Television, which loved the prolonged labor peace and stability that ensued, rewarded it with staggering revenue increases, from a $420 million deal in the early '80s to the current $4 billion-plus package. The average player's yearly salary during Upshaw's tenure as union chief soared from $120,000 a year to $1.4 million, and the post-'93 players suddenly had sweet benefits and a juicy 401(k) plan. Upshaw became the most important black sports executive and most significant African-American labor official in the U.S. He remained as old school as leather hightops, but his new sackful of goodies, the locker-room card games he'd fall right into when he visited teams and the rap tunes he could reference—his treadmill iPod music—kept him plenty now with the new crowd, and the players thundered their affirmation of his 2006 extension of the collective bargaining agreement, 1,795 votes to five. "That's my approval rating," says Upshaw.
BUT THAT '93 shift in dynamics contained a hidden virus. It turned the union and the NFL into partners, in effect. It turned commissioner Paul Tagliabue and Upshaw into regular dinner mates instead of the combatants that Gene and former commish Pete Rozelle had been. It cast Upshaw, in the eyes of the ghosts, into the role of the insider, the preserver of the status quo, rather than the outsider clawing for disenfranchised players' rights. It meant that any increase in the retirees' benefits would come out of the 60% that had already been shoved across the table, from the owners' side to the current players', which had the potential to set one generation against the other.
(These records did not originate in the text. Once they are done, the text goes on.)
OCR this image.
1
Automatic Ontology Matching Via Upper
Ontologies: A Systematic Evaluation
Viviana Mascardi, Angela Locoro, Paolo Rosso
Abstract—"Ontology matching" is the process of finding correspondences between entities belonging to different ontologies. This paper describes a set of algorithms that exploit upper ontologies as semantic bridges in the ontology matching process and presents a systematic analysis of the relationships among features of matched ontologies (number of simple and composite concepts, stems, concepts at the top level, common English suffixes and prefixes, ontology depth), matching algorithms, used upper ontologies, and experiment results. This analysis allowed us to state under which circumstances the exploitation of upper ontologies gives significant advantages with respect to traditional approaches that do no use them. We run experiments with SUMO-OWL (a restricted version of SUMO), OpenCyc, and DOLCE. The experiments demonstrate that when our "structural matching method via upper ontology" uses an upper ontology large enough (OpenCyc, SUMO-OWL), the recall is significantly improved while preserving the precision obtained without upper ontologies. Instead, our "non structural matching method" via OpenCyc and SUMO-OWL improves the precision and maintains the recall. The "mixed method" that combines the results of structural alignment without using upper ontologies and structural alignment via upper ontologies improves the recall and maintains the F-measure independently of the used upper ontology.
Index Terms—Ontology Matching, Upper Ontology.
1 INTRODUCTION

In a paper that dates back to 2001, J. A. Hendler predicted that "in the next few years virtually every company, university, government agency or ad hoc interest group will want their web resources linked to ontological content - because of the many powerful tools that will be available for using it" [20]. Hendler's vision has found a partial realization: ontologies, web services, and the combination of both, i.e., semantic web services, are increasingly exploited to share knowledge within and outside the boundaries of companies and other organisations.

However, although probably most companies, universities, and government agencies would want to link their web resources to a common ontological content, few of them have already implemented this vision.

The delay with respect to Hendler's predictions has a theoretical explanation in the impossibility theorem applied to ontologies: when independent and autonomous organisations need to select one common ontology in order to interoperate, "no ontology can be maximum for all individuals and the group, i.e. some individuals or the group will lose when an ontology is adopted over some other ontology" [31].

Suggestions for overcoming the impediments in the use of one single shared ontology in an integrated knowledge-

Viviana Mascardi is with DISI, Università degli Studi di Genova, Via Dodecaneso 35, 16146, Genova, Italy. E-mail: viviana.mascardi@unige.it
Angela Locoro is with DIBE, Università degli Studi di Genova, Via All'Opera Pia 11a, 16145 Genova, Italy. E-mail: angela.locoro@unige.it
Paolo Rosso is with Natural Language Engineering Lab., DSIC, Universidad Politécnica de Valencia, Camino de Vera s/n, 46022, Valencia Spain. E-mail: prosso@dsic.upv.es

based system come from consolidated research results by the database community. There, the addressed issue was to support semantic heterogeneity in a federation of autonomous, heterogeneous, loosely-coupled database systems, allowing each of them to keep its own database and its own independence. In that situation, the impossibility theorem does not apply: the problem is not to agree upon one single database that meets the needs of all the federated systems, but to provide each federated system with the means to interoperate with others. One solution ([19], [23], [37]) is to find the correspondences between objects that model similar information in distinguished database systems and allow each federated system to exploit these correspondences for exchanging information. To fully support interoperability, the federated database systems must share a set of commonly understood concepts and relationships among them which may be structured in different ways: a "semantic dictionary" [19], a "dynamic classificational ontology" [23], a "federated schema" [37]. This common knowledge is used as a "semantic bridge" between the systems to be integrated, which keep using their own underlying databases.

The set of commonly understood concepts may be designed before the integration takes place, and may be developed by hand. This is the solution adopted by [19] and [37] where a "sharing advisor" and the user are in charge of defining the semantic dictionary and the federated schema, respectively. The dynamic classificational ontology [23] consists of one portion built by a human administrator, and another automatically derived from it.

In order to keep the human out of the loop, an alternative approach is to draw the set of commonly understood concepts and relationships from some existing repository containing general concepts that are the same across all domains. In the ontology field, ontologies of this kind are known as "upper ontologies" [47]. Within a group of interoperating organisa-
It took 13 years for the virus to metastasize and wallop Upshaw. Oh, it was sickening for a man who'd been seen as a militant in the '70s and '80s to be called a "pawn" by his peers, and the "personal pet" of the commissioner by HBO's Bryant Gumbel. Galling, to click on the TV and radio and discover that the ghosts had found a bullhorn, Iron Mike Ditka, the old Chicago Bears tight end and coach, calling Gene "a fraud." Galling, to look up and see even a 90-year-old leaping on the dogpile, the attorney who led baseball's union from 1966 to '83. "Every league's union except the NFL's has chosen to hire professional leadership," said Marvin Miller, who had hammered MLB's owners for the best pension plan in all of sports. "The NFL Players Association hired a former player. You see the results."
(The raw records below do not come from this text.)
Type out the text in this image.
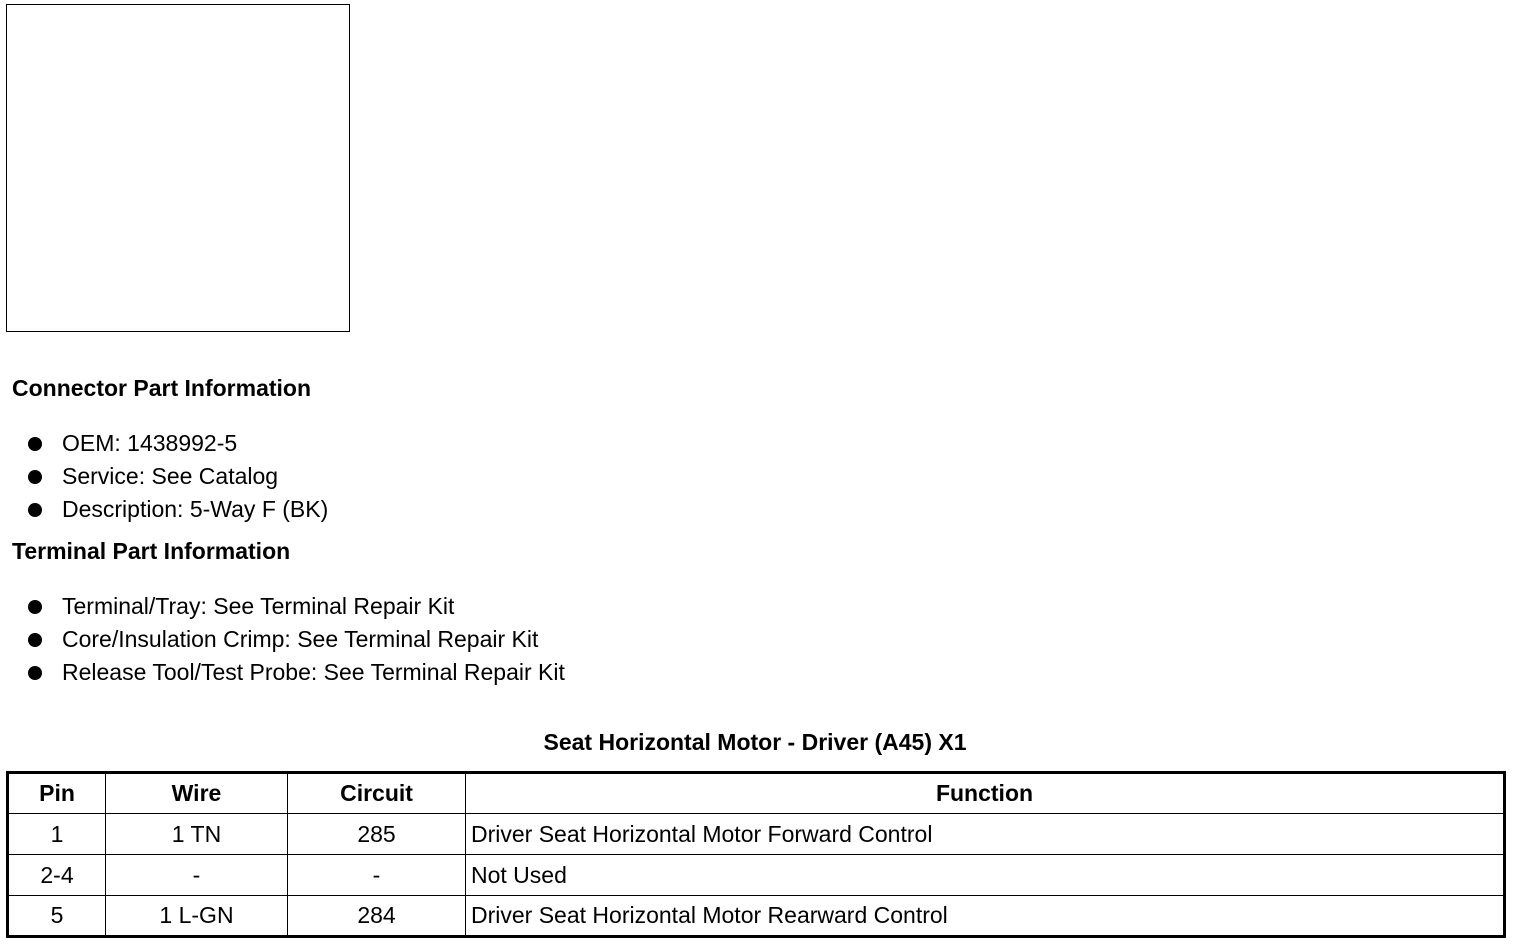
Connector Part Information
OEM: 1438992-5
Service: See Catalog
Description: 5-Way F (BK)
Terminal Part Information
Terminal/Tray: See Terminal Repair Kit
Core/Insulation Crimp: See Terminal Repair Kit
Release Tool/Test Probe: See Terminal Repair Kit
Seat Horizontal Motor - Driver (A45) X1
Pin	Wire	Circuit	Function
1	1 TN	285	Driver Seat Horizontal Motor Forward Control
2-4	-	-	Not Used
5	1 L-GN	284	Driver Seat Horizontal Motor Rearward Control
Galling, to get flogged for missing the first congressional hearing, when he'd received notice of it just six days before and was about to leave on a long-planned family vacation with his wife and the two sons from that second marriage. Galling, to hear his income flung about as evidence of his fat-cat detachment, when about half of that $6.7 million came from onetime bonuses and left him with a base salary about $1 million more than any other major sports union leader.